France rejects lesbian couple's bid to marry
France maintained its ban on gay marriage on Friday after the constitutional court ruled that a lesbian couple with four children do not have the right to tie the knot.
The couple, a teacher and a paediatrician who have lived together for 15 years, had sought to bring France into line with EU neighbours like Spain, Belgium and Netherlands which allow same-sex couples to wed.
The ruling came as a TNS Sofres opinion poll said Friday that 58 percent of French people questioned were in favour of gay marriage, which is legal in ten countries around the world.
The court rejected the couple's argument that two articles in the French civil code which state that marriage can only be between a man and a woman were unconstitutional and discriminated against homosexuals.
But it said it was up to parliament to decide if the ban should be overturned, and not the constitutional authority.
The couple, Corinne Cestino and Sophie Hasslauer, currently enjoy tax benefits and other financial advantages because they are in the legally recognised civil partnership known here by its acronym PACS.
But they say they should be entitled to further benefits that marriage would bring.
"Marriage is the only solution in terms of protecting our children, sharing parental authority, settling inheritance problems and eventual custody if one of us were to die," they told AFP before the ruling.
"It's scandalous," Hasslauer said after the court decision, slamming a "minority attitude" in French society belonging to "a backward and outdated elite."
Gay rights activists also slammed Friday's decision.

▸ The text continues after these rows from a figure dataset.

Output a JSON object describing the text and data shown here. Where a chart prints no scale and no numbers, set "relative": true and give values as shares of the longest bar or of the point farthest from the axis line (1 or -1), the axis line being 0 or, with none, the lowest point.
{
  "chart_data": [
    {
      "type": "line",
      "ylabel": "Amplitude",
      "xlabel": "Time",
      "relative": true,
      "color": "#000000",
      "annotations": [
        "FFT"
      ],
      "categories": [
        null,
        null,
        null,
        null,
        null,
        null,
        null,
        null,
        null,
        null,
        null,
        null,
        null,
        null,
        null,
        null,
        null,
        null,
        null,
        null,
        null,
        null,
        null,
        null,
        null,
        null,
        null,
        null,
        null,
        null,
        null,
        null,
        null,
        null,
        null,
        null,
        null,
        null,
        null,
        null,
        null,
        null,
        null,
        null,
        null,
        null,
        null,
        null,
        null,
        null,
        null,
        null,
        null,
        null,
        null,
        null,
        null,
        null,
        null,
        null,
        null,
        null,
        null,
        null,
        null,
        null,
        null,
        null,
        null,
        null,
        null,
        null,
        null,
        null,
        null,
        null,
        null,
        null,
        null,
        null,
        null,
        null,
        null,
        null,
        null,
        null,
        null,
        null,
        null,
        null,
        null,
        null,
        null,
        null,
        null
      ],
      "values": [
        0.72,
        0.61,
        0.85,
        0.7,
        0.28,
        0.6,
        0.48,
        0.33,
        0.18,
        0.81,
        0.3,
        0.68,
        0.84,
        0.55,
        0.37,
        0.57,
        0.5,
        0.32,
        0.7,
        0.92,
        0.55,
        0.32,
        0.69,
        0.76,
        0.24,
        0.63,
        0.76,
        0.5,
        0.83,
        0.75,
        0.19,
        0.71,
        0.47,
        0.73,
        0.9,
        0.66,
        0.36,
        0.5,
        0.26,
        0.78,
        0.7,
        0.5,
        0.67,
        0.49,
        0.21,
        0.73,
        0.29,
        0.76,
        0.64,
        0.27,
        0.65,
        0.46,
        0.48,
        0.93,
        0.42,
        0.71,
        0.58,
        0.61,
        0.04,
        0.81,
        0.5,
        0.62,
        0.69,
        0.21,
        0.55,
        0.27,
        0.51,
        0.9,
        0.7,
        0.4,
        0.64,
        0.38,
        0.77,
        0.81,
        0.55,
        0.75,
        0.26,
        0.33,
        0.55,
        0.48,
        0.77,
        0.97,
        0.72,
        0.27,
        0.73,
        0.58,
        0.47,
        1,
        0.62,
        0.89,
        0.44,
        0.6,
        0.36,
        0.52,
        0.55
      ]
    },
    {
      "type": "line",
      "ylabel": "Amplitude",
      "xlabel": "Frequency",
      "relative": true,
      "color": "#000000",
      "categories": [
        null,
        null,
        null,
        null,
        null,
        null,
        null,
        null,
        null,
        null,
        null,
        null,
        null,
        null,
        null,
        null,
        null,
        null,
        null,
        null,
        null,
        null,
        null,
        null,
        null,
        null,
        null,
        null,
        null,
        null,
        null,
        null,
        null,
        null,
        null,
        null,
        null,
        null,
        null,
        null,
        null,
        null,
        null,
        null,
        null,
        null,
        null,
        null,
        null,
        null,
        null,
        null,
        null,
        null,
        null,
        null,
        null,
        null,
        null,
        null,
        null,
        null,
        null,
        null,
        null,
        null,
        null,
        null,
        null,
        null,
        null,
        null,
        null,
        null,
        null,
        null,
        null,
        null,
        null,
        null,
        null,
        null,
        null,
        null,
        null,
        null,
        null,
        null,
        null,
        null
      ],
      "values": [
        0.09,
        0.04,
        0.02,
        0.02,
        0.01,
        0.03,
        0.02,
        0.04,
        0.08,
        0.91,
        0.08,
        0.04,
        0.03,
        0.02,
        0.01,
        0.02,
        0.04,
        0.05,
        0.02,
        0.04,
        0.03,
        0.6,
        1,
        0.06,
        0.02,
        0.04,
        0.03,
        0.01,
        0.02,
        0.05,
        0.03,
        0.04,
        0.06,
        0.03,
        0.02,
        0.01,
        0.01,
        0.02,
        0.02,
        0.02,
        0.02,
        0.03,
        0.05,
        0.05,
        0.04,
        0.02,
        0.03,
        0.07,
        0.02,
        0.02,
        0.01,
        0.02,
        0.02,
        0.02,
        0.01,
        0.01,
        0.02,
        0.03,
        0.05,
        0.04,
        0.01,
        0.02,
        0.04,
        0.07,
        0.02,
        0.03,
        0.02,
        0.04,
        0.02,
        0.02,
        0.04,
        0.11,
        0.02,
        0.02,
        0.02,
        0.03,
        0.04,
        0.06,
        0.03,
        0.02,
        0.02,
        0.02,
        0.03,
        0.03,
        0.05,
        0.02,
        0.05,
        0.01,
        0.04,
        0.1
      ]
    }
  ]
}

"The constitutional court has missed an historic opportunity to put an end to discrimination that has become intolerable for more than three million gay and lesbians in France," said Caroline Mecary, a lawyer for gay rights groups.
She said gay activists were now hoping that next year's presidential and parliamentary elections would see the rightwing President Nicolas Sarkozy ousted and bring into power the Socialists, who are in favour of gay marriage.

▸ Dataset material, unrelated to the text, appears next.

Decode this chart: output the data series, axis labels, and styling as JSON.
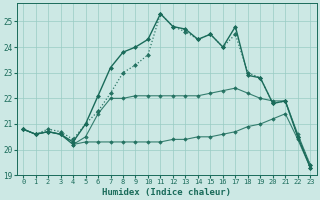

Friday's court decision said it was up to politicians to take up the issue.
On the question of whether gay couples were being discriminated against because the law treated them differently to heterosexuals, it said "it is not up to the constitutional court to substitute its assessment for that of legislators."
The lesbian couple's lawyers hope the decision will now encourage lawmakers to draw up a parliamentary bill recognising homosexual marriage.
The opposition socialist leader in parliament, Jean-Marc Ayrault, said his party would introduce such a bill, but the measure has little chance of success, as the right-wing governing UMP party is against it.
The couple's lawyer Emmanuel Ludot said his clients would "continue their legal battle through other means," without saying what these means were.
The National Institute of Demographic Studies (INED) estimated in a 2009 study that up to 40,000 children lived with gay parents in France.
France legalised same-sex civil unions in 1999 but the arrangement grants fewer rights than marriage.
Ten countries around the world have so far authorised marriages between people of the same sex, including South Africa, Argentina and Portugal.
Two countries allow gay marriage on part of their territory: the United States -- the states of Iowa, Connecticut, Massachusetts, Vermont, New Hampshire and the capital Washington DC -- and Mexico in the federal capital.
Other countries have adopted legislation on civil partnerships, notably Denmark, France, Germany, Finland, New Zealand, Britain, the Czech Republic, Switzerland, Uruguay and Colombia.